What is the meaning of 'rescuing the company' in terms of the new Companies Act?
According to the wording used in the new companies act, ‘rescuing the company’ means achieving the goals set out in the definition of “business rescue”. It accordingly has two goals: a primary goal, which is to facilitate the continued existence of the company on an solvent basis or, a secondary goal, in case the first fails, is to achieve a better return for the creditors or shareholders of the company than would result from immediate liquidation of the company.
The question that arises is can a business rescue plan succeed where the proposed plan provides for the secondary goal only. In other words, whether the requirement of ‘rescuing the company’ is satisfied where it is clear that the company can never be saved from immediate liquidation and that the only hope is for a better return than that which would result from liquidation.
In Australia it is accepted, that recourse to the rescue provisions of that country’s corporations act – which are not dissimilar in wording to our business rescue provisions – need not necessarily be to save the company from liquidation. The dictionary meaning of ‘rescue’ and ‘rehabilitate’ both of which convey the notion of a return or restoration to a normal healthy state.

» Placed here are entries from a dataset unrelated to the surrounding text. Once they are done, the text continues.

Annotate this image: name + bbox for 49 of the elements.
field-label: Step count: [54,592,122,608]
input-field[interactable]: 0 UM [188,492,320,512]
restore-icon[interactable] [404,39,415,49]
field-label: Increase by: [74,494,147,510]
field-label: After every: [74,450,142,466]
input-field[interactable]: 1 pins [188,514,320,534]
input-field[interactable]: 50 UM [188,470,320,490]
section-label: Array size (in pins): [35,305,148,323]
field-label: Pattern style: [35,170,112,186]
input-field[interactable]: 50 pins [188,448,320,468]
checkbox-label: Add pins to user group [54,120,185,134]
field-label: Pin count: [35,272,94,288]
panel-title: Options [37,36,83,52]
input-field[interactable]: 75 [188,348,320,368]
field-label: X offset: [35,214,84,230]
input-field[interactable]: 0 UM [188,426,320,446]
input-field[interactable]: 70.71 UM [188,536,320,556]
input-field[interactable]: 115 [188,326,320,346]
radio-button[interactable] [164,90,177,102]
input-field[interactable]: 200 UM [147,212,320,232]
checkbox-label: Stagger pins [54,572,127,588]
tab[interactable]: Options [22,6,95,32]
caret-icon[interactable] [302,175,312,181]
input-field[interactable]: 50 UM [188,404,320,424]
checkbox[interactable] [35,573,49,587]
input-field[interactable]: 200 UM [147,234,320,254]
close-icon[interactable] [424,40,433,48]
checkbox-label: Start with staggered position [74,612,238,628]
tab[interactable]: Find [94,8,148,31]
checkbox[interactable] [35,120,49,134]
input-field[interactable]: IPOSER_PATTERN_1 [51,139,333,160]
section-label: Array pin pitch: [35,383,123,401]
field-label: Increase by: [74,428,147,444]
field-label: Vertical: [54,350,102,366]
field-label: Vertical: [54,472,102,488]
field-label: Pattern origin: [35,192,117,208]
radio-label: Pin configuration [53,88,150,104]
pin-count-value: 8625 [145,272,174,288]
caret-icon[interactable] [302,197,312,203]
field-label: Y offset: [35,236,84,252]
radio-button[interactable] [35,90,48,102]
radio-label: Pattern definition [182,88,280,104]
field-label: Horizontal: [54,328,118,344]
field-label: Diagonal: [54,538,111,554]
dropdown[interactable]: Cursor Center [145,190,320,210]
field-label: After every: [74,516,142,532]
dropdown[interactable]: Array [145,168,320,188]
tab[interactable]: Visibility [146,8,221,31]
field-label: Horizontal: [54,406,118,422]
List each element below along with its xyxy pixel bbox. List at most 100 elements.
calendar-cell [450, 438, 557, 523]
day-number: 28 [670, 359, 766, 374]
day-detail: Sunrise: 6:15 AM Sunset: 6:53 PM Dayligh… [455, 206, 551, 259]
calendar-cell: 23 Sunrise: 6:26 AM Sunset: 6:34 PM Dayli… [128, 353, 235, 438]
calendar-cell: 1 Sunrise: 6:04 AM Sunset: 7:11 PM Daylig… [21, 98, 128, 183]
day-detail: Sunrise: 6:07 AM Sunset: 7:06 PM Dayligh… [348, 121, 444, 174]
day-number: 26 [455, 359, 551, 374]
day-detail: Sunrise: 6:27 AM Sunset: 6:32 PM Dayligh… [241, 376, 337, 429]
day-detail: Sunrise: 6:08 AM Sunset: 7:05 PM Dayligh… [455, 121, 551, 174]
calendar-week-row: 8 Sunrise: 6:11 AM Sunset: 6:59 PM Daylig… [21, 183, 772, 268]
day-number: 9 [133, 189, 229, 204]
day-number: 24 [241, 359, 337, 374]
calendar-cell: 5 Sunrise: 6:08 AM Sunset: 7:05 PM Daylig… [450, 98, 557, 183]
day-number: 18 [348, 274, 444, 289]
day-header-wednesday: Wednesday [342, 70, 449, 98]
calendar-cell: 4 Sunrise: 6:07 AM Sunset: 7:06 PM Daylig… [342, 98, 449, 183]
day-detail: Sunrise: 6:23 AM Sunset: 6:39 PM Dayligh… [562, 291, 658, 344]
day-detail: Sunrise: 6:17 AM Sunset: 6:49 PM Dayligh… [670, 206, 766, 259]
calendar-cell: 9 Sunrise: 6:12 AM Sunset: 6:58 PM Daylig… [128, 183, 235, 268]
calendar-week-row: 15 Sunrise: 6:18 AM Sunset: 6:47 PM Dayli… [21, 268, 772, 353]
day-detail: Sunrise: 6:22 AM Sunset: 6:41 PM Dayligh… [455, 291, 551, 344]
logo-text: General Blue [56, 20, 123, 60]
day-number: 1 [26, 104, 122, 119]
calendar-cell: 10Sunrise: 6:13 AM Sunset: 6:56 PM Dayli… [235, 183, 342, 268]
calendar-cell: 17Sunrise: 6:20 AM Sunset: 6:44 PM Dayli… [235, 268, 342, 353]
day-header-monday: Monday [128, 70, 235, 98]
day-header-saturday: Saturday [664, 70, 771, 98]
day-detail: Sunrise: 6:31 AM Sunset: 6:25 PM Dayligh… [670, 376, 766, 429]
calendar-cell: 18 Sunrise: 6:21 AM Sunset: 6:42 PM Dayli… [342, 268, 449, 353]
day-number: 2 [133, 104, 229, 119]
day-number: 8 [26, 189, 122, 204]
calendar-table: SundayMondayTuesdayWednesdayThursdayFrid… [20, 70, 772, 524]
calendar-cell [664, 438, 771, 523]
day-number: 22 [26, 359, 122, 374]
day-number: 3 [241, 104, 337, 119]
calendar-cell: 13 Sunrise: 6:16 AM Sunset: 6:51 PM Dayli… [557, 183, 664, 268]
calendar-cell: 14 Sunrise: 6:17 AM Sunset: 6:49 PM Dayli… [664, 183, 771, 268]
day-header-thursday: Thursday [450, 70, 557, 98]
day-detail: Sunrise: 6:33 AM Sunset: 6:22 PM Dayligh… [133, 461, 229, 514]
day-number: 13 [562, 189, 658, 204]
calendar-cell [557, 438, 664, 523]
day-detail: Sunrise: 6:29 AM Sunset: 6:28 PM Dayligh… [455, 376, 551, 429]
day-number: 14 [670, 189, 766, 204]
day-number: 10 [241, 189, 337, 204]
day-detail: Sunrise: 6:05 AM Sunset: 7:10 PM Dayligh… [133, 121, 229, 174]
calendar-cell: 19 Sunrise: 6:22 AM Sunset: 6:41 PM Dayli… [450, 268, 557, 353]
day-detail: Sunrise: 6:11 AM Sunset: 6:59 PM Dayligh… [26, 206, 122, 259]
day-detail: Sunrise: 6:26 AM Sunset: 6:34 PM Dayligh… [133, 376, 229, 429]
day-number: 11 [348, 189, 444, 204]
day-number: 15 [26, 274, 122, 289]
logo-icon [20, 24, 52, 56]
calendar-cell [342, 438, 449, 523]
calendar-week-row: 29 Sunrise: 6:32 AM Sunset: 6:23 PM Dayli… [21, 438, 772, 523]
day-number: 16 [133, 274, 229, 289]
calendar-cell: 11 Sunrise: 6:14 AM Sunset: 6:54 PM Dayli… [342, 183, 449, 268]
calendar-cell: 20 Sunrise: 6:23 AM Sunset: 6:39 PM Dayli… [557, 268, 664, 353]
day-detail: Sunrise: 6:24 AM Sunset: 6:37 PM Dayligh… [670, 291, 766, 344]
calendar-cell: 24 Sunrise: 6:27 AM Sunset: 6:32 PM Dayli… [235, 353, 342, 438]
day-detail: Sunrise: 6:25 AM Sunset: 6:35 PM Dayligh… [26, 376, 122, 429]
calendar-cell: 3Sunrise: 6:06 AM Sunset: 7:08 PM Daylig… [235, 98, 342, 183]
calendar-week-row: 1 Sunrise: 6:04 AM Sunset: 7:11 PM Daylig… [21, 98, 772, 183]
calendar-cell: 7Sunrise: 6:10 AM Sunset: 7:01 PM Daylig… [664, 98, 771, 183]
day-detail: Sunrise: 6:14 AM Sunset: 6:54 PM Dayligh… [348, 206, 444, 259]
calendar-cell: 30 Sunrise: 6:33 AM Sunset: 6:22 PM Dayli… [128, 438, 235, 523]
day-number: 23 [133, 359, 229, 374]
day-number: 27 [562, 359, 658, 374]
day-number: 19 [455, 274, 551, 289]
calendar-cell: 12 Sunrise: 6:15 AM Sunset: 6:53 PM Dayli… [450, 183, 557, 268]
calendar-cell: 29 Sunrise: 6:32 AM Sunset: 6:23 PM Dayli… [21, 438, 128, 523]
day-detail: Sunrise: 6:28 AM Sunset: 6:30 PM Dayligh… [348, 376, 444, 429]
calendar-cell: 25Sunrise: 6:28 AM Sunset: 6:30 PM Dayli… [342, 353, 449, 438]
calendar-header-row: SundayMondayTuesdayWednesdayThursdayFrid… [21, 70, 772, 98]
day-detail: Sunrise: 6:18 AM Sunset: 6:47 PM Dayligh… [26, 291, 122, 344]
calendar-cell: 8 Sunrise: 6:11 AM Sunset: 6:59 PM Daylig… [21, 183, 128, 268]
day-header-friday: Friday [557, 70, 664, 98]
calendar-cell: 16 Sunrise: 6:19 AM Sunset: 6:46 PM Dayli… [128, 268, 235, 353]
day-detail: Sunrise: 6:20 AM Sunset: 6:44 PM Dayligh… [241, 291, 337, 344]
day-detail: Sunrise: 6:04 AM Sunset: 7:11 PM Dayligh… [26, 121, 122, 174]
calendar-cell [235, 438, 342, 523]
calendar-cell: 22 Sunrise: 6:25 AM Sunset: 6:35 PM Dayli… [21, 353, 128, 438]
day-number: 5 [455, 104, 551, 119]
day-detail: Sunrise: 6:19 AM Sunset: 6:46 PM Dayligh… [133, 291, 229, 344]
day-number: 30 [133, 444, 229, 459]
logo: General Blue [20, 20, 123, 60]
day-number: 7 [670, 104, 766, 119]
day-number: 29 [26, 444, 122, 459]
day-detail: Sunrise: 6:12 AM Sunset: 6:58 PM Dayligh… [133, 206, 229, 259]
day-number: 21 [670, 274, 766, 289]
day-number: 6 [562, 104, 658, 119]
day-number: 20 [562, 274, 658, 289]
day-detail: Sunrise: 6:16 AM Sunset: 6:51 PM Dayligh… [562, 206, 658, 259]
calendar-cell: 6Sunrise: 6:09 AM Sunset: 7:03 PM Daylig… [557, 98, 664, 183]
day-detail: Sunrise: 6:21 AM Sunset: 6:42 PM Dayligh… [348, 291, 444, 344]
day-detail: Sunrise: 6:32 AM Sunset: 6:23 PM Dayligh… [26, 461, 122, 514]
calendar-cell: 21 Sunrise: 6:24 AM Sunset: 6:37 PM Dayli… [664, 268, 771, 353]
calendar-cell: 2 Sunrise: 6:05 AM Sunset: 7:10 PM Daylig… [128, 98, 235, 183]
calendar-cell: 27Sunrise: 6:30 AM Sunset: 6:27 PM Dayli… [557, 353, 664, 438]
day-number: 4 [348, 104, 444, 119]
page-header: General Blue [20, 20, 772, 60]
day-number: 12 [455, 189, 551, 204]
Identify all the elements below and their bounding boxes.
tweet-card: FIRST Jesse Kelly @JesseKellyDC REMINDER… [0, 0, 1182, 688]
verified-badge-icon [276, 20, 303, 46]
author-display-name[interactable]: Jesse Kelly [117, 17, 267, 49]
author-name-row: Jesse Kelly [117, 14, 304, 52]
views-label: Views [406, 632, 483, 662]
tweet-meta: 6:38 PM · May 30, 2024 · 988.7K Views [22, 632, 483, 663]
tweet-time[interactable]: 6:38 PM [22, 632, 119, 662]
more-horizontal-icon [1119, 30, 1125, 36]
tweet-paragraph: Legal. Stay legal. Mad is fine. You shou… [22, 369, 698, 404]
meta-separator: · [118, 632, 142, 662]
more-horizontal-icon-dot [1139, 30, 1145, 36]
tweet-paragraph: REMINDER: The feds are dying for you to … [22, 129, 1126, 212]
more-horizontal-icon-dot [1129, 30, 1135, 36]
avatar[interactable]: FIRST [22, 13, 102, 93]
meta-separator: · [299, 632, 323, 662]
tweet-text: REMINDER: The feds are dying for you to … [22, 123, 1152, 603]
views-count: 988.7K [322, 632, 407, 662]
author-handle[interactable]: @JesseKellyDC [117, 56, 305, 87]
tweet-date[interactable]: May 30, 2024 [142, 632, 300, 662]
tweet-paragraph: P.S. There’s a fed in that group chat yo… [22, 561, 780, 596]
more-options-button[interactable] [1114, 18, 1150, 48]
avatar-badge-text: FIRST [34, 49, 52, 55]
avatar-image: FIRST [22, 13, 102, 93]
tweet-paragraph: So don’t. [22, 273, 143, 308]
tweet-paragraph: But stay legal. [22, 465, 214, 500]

The court found in the case of Oakdene Square Properties and others vs Nedbank and others that the relevant sections of the new companies act provides that ‘business rescue’ means to facilitate ‘rehabilitation’, which in turn means the achievement of one of two goals: to return the company to solvency, or to provide a better return for creditors and shareholders. The court found that the achievement of any one of the two goals would qualify as ‘business rescue’.
The Court raised the rhetoric questions: why, as a matter of common sense and policy, should this be so? Why should a company not be temporarily protected against claims of creditors if that will allow the sale of the business as a going concern at optimum value, in order to give creditors and shareholders a better return than would result from liquidation? Academic writers have suggested that this insistence on an eventual return to solvency was one of the reasons why the institution of judicial management under the old companies act turned out to be an ‘abject failure’ The court found that it can be accepted with confidence that the legislature did not intend to repeat the mistakes of the past.